The TeaM (Therapeutic Mammaplasty) study: Protocol for a prospective multi-centre cohort study to evaluate the practice and outcomes of therapeutic mammaplasty
Baker E., Kim B., Rattay T., Williams K., Ives C., Remoundos D., Holcombe C., Gardiner MD., Jain A., Sutton R., Achuthan R., Turton P., Fairbrother P., Brock L., Aggarwal S., Basu N., Murphy J., Trickey A., Macmillan RD., Potter S.
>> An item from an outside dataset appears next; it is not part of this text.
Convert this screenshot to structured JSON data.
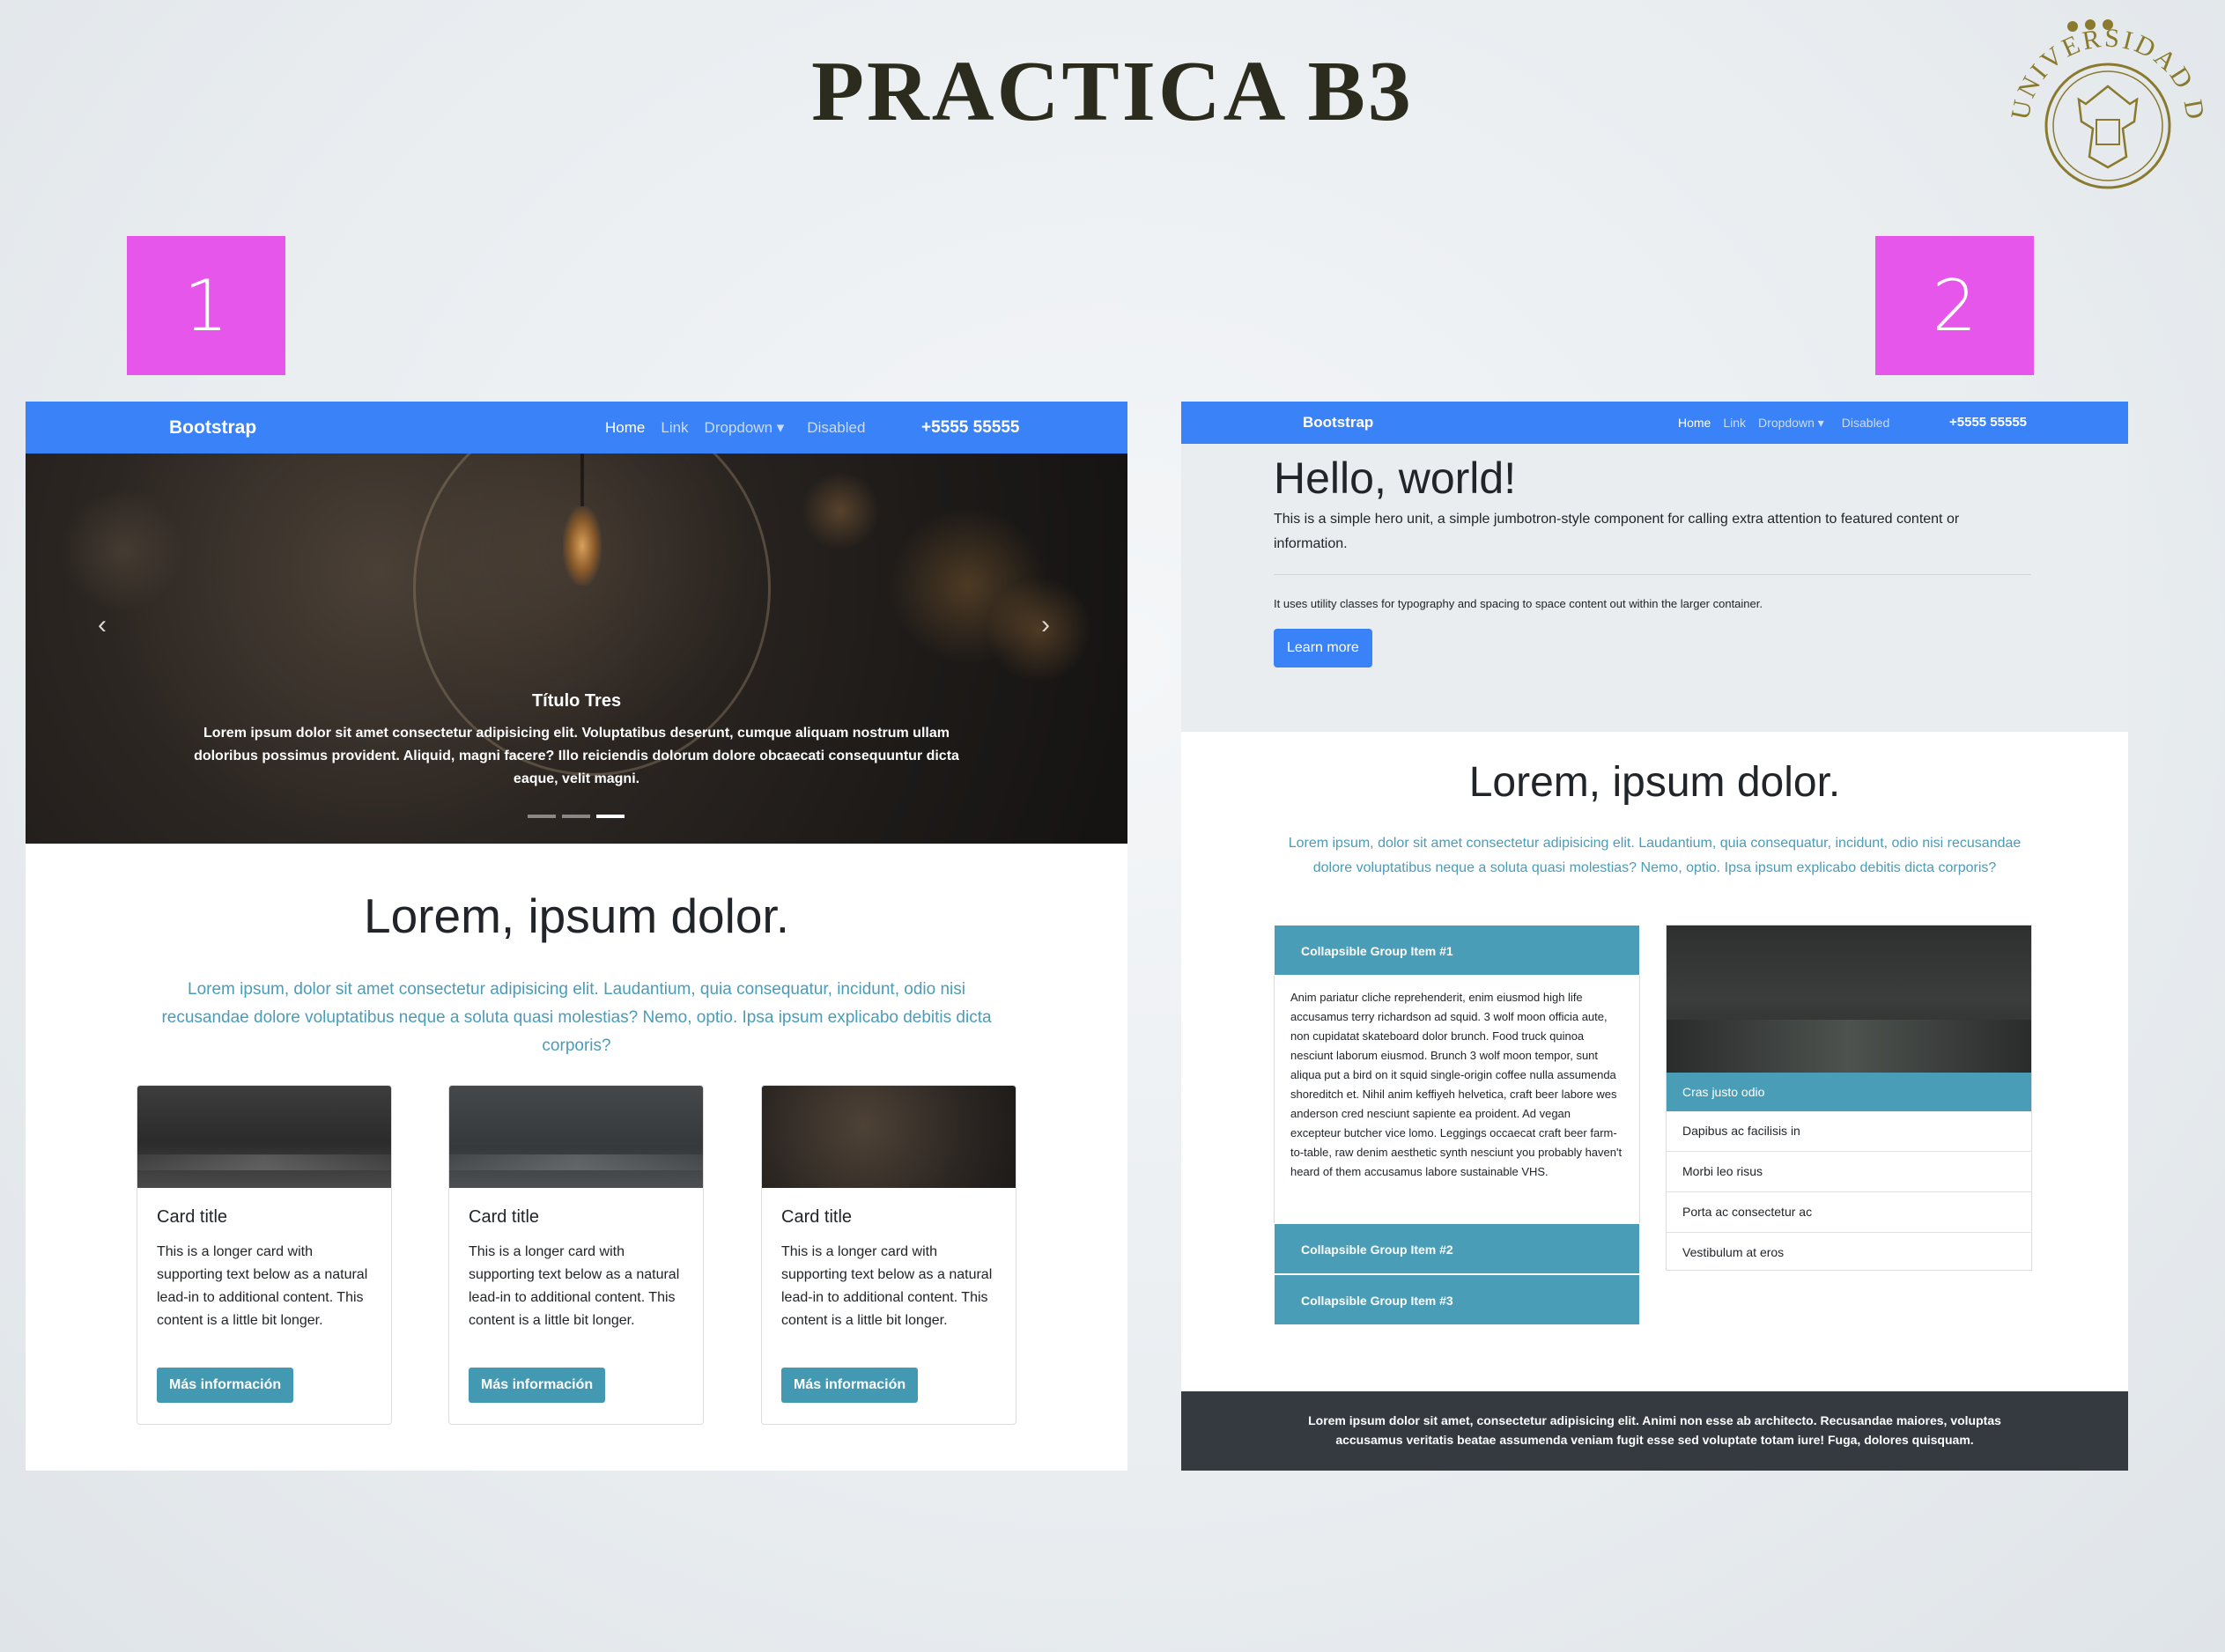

© 2016 The Authors Introduction Wide local excision and adjuvant radiotherapy is the standard of care for early breast cancer. For large tumours, however, mastectomy is frequently recommended as conventional breast-conserving techniques often result in poor cosmetic outcomes. Therapeutic mammaplasty (TM) may extend the boundaries of breast-conserving surgery by combining breast reduction and mastopexy techniques with tumour excision, preserving a natural breast shape and avoiding the need for mastectomy. The prevalence of this operative option among surgeons in the UK and its success rate are unknown. The TeaM study is a multicentre prospective study that aims to investigate the practice and outcomes of TM. Methods and analysis Breast centres performing TM will be invited to participate through the research collaborative network and the professional associations. All patients undergoing TM between September 2016 and March 2017 will be included. Demographic, operative, oncological and complication data within 30-days of surgery will be collected. The primary outcome will be unplanned re-operation for complications. Secondary outcomes will include unplanned readmission, re-excision rates and time to adjuvant therapy. Prospective data on 500 patients from 50 centres are anticipated. Exploratory analyses will identify predictors for complications and inform the design of a definitive study. Ethics and dissemination Research ethics approval is not required for this study. This has been confirmed by the on-line Health Research Authority decision tool. This study will provide novel information regarding the practice and outcomes of TM in the UK. This will inform decision-making for patients and surgeons and inform future research. Dissemination of the study protocol will be via the Mammary Fold Academic and Research Collaborative, the Reconstructive Surgery Trials Network and the professional associations, the Association of Breast Surgery and British Association of Plastic, Reconstructive and Aesthetic Surgeons. Results will be presented at relevant surgical conferences and published in peer-reviewed journals.